An Innovative Data-Driven and Adaptive Reinforcement Learning Approach for Context-Aware Prescriptive Process Monitoring

The application of artificial intelligence and machine learning in business process management has advanced significantly, however, the full potential of these technologies remains largely unexplored, primarily due to challenges related to data quality and availability. We present a novel framework called Fine-Tuned Offline Reinforcement Learning Augmented Process Sequence Optimization (FORLAPS), which aims to identify optimal execution paths in business processes by leveraging reinforcement learning enhanced with a state-dependent reward shaping mechanism, thereby enabling context-sensitive prescriptions.
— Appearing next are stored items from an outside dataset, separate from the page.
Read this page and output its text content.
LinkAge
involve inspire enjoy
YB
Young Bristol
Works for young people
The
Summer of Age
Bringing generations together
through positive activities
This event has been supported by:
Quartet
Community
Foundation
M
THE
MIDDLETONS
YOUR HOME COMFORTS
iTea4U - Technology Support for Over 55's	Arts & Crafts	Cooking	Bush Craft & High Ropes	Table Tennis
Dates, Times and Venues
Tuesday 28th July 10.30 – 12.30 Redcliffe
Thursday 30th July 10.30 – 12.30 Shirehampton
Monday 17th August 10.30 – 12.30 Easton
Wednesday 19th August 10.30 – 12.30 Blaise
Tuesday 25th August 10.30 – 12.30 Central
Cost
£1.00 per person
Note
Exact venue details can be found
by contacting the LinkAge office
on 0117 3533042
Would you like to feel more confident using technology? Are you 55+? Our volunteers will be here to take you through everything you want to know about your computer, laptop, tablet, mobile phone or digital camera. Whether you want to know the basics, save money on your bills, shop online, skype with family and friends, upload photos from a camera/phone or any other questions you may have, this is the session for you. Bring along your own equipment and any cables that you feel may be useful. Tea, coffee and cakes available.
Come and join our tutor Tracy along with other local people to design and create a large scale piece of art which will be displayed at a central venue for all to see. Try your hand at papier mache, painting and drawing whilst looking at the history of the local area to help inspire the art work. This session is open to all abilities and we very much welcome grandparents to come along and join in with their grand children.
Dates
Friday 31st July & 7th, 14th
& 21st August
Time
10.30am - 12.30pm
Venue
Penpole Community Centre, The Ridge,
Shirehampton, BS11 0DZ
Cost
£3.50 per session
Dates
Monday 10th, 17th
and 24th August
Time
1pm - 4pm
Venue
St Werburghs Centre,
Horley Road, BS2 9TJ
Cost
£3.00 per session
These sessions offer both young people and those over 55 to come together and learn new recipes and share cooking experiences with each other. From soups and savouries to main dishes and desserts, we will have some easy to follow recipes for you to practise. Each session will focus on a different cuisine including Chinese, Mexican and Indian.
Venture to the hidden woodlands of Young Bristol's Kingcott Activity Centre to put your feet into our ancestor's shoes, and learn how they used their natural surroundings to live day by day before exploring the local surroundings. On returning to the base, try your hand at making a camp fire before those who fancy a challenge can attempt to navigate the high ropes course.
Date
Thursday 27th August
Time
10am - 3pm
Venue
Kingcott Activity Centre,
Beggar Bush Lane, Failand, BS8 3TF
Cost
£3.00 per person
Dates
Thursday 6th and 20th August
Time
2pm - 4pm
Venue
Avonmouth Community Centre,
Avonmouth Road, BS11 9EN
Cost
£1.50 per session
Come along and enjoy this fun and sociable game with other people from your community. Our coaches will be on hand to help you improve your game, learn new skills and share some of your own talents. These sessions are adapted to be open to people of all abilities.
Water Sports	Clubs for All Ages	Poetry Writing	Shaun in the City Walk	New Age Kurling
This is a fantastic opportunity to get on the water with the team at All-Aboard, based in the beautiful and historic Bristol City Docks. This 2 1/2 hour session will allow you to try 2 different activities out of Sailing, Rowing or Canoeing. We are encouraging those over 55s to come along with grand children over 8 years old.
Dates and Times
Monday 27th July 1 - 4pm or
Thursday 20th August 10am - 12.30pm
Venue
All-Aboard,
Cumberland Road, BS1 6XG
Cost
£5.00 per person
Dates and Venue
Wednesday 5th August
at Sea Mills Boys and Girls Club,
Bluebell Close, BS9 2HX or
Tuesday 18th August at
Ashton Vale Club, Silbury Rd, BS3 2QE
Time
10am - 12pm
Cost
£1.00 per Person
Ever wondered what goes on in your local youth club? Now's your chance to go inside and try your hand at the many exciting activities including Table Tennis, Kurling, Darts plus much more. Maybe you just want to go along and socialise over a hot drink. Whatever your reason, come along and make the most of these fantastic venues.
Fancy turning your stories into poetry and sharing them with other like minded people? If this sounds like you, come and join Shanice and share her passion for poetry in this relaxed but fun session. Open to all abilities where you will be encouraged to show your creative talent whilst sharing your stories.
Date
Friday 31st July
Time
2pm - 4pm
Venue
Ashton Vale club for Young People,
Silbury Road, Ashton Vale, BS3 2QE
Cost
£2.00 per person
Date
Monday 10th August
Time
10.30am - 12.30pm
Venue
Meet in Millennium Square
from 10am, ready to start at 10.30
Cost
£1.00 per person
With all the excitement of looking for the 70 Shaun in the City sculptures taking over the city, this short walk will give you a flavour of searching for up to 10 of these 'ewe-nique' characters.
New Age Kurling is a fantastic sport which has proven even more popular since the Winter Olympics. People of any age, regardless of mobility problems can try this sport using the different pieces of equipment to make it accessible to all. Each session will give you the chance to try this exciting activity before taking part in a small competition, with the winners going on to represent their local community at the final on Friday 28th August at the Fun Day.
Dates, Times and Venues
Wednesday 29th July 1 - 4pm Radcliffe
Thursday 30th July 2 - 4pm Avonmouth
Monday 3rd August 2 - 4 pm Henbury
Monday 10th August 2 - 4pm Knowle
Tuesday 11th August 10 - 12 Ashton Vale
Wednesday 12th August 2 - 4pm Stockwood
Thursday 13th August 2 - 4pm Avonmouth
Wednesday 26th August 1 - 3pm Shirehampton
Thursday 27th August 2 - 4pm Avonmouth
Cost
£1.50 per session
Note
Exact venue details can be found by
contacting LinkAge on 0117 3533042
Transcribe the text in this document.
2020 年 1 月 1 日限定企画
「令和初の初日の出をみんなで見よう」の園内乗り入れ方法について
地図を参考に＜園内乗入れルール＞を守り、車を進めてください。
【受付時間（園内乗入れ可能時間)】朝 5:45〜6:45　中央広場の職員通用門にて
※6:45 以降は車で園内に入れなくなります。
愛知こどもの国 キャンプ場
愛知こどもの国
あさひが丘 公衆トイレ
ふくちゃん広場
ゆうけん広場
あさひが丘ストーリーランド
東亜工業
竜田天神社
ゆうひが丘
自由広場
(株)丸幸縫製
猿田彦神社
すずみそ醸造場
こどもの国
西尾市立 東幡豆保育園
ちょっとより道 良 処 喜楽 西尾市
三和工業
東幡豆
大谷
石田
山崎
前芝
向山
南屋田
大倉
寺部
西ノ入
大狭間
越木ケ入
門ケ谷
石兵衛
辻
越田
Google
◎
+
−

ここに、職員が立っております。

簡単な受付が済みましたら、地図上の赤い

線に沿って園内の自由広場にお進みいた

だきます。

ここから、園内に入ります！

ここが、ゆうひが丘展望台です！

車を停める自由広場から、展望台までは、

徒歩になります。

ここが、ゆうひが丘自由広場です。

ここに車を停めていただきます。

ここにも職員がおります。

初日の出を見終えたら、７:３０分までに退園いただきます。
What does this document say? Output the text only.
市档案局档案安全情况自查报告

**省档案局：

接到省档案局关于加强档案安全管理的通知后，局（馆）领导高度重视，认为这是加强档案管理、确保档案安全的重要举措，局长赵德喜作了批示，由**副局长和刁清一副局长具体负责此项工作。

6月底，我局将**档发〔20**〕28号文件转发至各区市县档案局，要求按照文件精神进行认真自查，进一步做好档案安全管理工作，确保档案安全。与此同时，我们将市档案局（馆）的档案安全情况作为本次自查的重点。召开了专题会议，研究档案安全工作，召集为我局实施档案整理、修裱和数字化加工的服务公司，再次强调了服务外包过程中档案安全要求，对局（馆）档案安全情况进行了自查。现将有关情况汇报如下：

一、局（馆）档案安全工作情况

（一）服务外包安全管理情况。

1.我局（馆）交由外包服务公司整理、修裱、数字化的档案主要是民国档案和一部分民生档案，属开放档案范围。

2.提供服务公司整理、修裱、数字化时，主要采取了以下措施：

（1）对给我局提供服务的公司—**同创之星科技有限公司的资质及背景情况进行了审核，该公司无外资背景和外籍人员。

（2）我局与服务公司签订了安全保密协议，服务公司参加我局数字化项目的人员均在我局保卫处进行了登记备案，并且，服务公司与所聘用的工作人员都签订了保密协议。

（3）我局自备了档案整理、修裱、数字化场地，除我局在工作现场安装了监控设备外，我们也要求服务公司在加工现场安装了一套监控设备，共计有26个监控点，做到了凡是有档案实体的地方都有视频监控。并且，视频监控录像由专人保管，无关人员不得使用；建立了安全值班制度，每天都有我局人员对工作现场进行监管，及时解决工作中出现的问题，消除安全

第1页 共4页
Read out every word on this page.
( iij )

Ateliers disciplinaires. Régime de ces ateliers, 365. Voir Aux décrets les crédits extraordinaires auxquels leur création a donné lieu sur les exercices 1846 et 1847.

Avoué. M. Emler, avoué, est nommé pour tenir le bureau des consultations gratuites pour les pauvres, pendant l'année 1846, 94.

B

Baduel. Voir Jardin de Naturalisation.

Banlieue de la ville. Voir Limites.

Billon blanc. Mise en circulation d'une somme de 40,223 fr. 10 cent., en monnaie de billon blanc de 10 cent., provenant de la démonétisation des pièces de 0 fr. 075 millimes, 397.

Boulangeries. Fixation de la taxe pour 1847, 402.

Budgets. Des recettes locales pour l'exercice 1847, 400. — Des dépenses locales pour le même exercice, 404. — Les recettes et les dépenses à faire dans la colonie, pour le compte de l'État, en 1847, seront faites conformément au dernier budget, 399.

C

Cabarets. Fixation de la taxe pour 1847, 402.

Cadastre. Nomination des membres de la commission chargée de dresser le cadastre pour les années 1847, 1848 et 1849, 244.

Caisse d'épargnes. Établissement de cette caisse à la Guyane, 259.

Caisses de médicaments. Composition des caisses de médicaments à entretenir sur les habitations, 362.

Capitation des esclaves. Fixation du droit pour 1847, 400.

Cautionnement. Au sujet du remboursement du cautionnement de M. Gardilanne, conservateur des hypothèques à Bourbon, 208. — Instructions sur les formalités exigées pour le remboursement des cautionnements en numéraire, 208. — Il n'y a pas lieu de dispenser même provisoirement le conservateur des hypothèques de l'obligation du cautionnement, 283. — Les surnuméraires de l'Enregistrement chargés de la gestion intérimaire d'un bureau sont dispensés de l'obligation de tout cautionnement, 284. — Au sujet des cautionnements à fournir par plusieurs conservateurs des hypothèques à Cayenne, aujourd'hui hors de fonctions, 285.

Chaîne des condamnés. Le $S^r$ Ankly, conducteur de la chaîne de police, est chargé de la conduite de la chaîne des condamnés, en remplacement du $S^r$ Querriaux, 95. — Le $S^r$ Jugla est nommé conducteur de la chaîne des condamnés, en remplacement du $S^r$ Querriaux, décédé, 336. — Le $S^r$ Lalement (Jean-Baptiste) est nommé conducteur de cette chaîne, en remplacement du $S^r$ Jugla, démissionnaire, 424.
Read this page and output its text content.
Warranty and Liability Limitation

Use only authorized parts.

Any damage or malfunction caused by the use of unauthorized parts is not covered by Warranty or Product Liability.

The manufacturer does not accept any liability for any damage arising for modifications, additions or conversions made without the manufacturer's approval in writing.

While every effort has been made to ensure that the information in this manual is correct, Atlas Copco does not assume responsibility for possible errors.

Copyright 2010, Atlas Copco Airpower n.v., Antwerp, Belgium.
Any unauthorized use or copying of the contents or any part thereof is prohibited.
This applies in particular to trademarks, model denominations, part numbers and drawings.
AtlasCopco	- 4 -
Additionally, to compare FORLAPS with the existing models (Permutation Feature Importance and multi-task Long Short Term Memory model), we experimented to evaluate its effectiveness in terms of resource savings and process time reduction. The experimental results on real-life event logs validate that FORLAPS achieves 31% savings in resource time spent and a 23% reduction in process time span. To further enhance learning, we introduce an innovative process-aware data augmentation technique that selectively increases the average estimated Q-values in sampled batches, enabling automatic fine-tuning of the reinforcement learning model. Robustness was assessed through both prefix-level and trace-level evaluations, using the Damerau-Levenshtein distance as the primary metric. Finally, the model's adaptability across industries was further validated through diverse case studies, including healthcare treatment pathways, financial services workflows, permit applications from regulatory bodies, and operations management. In each domain, the proposed model demonstrated exceptional performance, outperforming existing state-of-the-art approaches in prescriptive decision-making, demonstrating its capability to prescribe optimal next steps and predict the best next activities within a process trace.